我有以下格式的服务器日志,我想要awk,可以在两个日期之间提取日志。
日志格式:
00:00:00,002 INFO [LOG.XXX] XXX
01:11:00,001 INFO [LOG.XXX] XXX
02:00:01,002 INFO [LOG.XXX] XXX
SOME JUNK
02:02:00,002 INFO [LOG.XXX] XXX
03:11:00,001 INFO [LOG.XXX] XXX
SOME JUNK
03:00:00,002 INFO [LOG.XXX] XXX
04:00:00,001 INFO [LOG.XXX] XXX
10:00:01,002 INFO [LOG.XXX] XXX
10:59:01,002 INFO [LOG.XXX] XXX
12:03:01,002 INFO [LOG.XXX] XXX
在这里,我想在时间:01到10之间获取日志
01:11:00,001 INFO [LOG.XXX] XXX
02:00:01,002 INFO [LOG.XXX] XXX
SOME JUNK
02:02:00,002 INFO [LOG.XXX] XXX
03:11:00,001 INFO [LOG.XXX] XXX
SOME JUNK
03:00:00,002 INFO [LOG.XXX] XXX
04:00:00,001 INFO [LOG.XXX] XXX
10:00:01,002 INFO [LOG.XXX] XXX
10:59:01,002 INFO [LOG.XXX] XXX
我尝试的选项:
我可以用" -n"来打上时间戳。

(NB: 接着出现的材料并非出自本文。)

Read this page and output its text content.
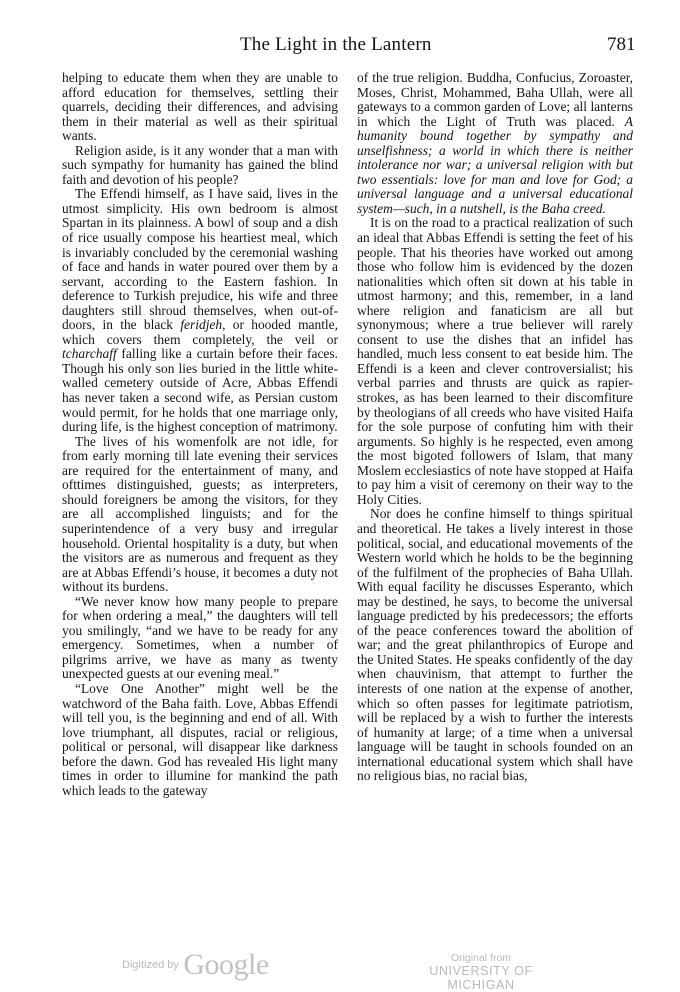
The Light in the Lantern	781

helping to educate them when they are unable to afford education for themselves, settling their quarrels, deciding their differences, and advising them in their material as well as their spiritual wants.

Religion aside, is it any wonder that a man with such sympathy for humanity has gained the blind faith and devotion of his people?

The Effendi himself, as I have said, lives in the utmost simplicity. His own bedroom is almost Spartan in its plainness. A bowl of soup and a dish of rice usually compose his heartiest meal, which is invariably concluded by the ceremonial washing of face and hands in water poured over them by a servant, according to the Eastern fashion. In deference to Turkish prejudice, his wife and three daughters still shroud themselves, when out-of-doors, in the black feridjeh, or hooded mantle, which covers them completely, the veil or tcharchaff falling like a curtain before their faces. Though his only son lies buried in the little white-walled cemetery outside of Acre, Abbas Effendi has never taken a second wife, as Persian custom would permit, for he holds that one marriage only, during life, is the highest conception of matrimony.

The lives of his womenfolk are not idle, for from early morning till late evening their services are required for the entertainment of many, and ofttimes distinguished, guests; as interpreters, should foreigners be among the visitors, for they are all accomplished linguists; and for the superintendence of a very busy and irregular household. Oriental hospitality is a duty, but when the visitors are as numerous and frequent as they are at Abbas Effendi’s house, it becomes a duty not without its burdens.

“We never know how many people to prepare for when ordering a meal,” the daughters will tell you smilingly, “and we have to be ready for any emergency. Sometimes, when a number of pilgrims arrive, we have as many as twenty unexpected guests at our evening meal.”

“Love One Another” might well be the watchword of the Baha faith. Love, Abbas Effendi will tell you, is the beginning and end of all. With love triumphant, all disputes, racial or religious, political or personal, will disappear like darkness before the dawn. God has revealed His light many times in order to illumine for mankind the path which leads to the gateway

of the true religion. Buddha, Confucius, Zoroaster, Moses, Christ, Mohammed, Baha Ullah, were all gateways to a common garden of Love; all lanterns in which the Light of Truth was placed. A humanity bound together by sympathy and unselfishness; a world in which there is neither intolerance nor war; a universal religion with but two essentials: love for man and love for God; a universal language and a universal educational system—such, in a nutshell, is the Baha creed.

It is on the road to a practical realization of such an ideal that Abbas Effendi is setting the feet of his people. That his theories have worked out among those who follow him is evidenced by the dozen nationalities which often sit down at his table in utmost harmony; and this, remember, in a land where religion and fanaticism are all but synonymous; where a true believer will rarely consent to use the dishes that an infidel has handled, much less consent to eat beside him. The Effendi is a keen and clever controversialist; his verbal parries and thrusts are quick as rapier-strokes, as has been learned to their discomfiture by theologians of all creeds who have visited Haifa for the sole purpose of confuting him with their arguments. So highly is he respected, even among the most bigoted followers of Islam, that many Moslem ecclesiastics of note have stopped at Haifa to pay him a visit of ceremony on their way to the Holy Cities.

Nor does he confine himself to things spiritual and theoretical. He takes a lively interest in those political, social, and educational movements of the Western world which he holds to be the beginning of the fulfilment of the prophecies of Baha Ullah. With equal facility he discusses Esperanto, which may be destined, he says, to become the universal language predicted by his predecessors; the efforts of the peace conferences toward the abolition of war; and the great philanthropics of Europe and the United States. He speaks confidently of the day when chauvinism, that attempt to further the interests of one nation at the expense of another, which so often passes for legitimate patriotism, will be replaced by a wish to further the interests of humanity at large; of a time when a universal language will be taught in schools founded on an international educational system which shall have no religious bias, no racial bias,

Digitized by Google	Original from
UNIVERSITY OF MICHIGAN
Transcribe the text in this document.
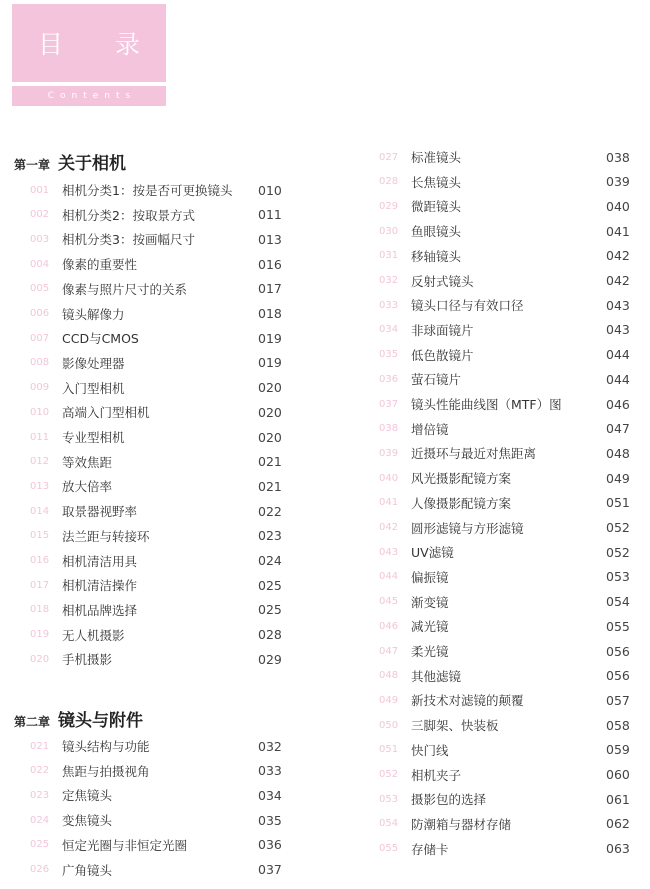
目 录
Contents
第一章 关于相机
001 相机分类1：按是否可更换镜头 010
002 相机分类2：按取景方式	011
003 相机分类3：按画幅尺寸	013
004 像素的重要性	016
005 像素与照片尺寸的关系	017
006 镜头解像力	018
007 CCD与CMOS	019
008 影像处理器	019
009 入门型相机	020
010 高端入门型相机	020
011 专业型相机	020
012 等效焦距	021
013 放大倍率	021
014 取景器视野率	022
015 法兰距与转接环	023
016 相机清洁用具	024
017 相机清洁操作	025
018 相机品牌选择	025
019 无人机摄影	028
020 手机摄影	029
第二章 镜头与附件
021 镜头结构与功能	032
022 焦距与拍摄视角	033
023 定焦镜头	034
024 变焦镜头	035
025 恒定光圈与非恒定光圈	036
026 广角镜头	037
027 标准镜头	038
028 长焦镜头	039
029 微距镜头	040
030 鱼眼镜头	041
031 移轴镜头	042
032 反射式镜头	042
033 镜头口径与有效口径	043
034 非球面镜片	043
035 低色散镜片	044
036 萤石镜片	044
037 镜头性能曲线图（MTF）图	046
038 增倍镜	047
039 近摄环与最近对焦距离	048
040 风光摄影配镜方案	049
041 人像摄影配镜方案	051
042 圆形滤镜与方形滤镜	052
043 UV滤镜	052
044 偏振镜	053
045 渐变镜	054
046 减光镜	055
047 柔光镜	056
048 其他滤镜	056
049 新技术对滤镜的颠覆	057
050 三脚架、快装板	058
051 快门线	059
052 相机夹子	060
053 摄影包的选择	061
054 防潮箱与器材存储	062
055 存储卡	063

选项然后使用sed命令剪切这些行号。但问题是这个方法是我的日志文件是GB,这使得它非常慢,所以我希望awk能够达到这个目的。
答案 0 :(得分:1)
你可以用awk
来做$ cat f | awk '/^01:11/,/^10:59/'
01:11:00,001 INFO [LOG.XXX] XXX
02:00:01,002 INFO [LOG.XXX] XXX
SOME JUNK
02:02:00,002 INFO [LOG.XXX] XXX
03:11:00,001 INFO [LOG.XXX] XXX
SOME JUNK
03:00:00,002 INFO [LOG.XXX] XXX
04:00:00,001 INFO [LOG.XXX] XXX
10:00:01,002 INFO [LOG.XXX] XXX
10:59:01,002 INFO [LOG.XXX] XXX
答案 1 :(得分:0)
您也可以尝试:
for i in `seq $start_time $end_time`; do #$start_time and $end_time are the starting and ending time of the log that you want.
i=`printf %.2d $i`;
awk "/^$i:..:../" file_name;
done
假设输入中的SOME JUNK也以一些时间戳开头。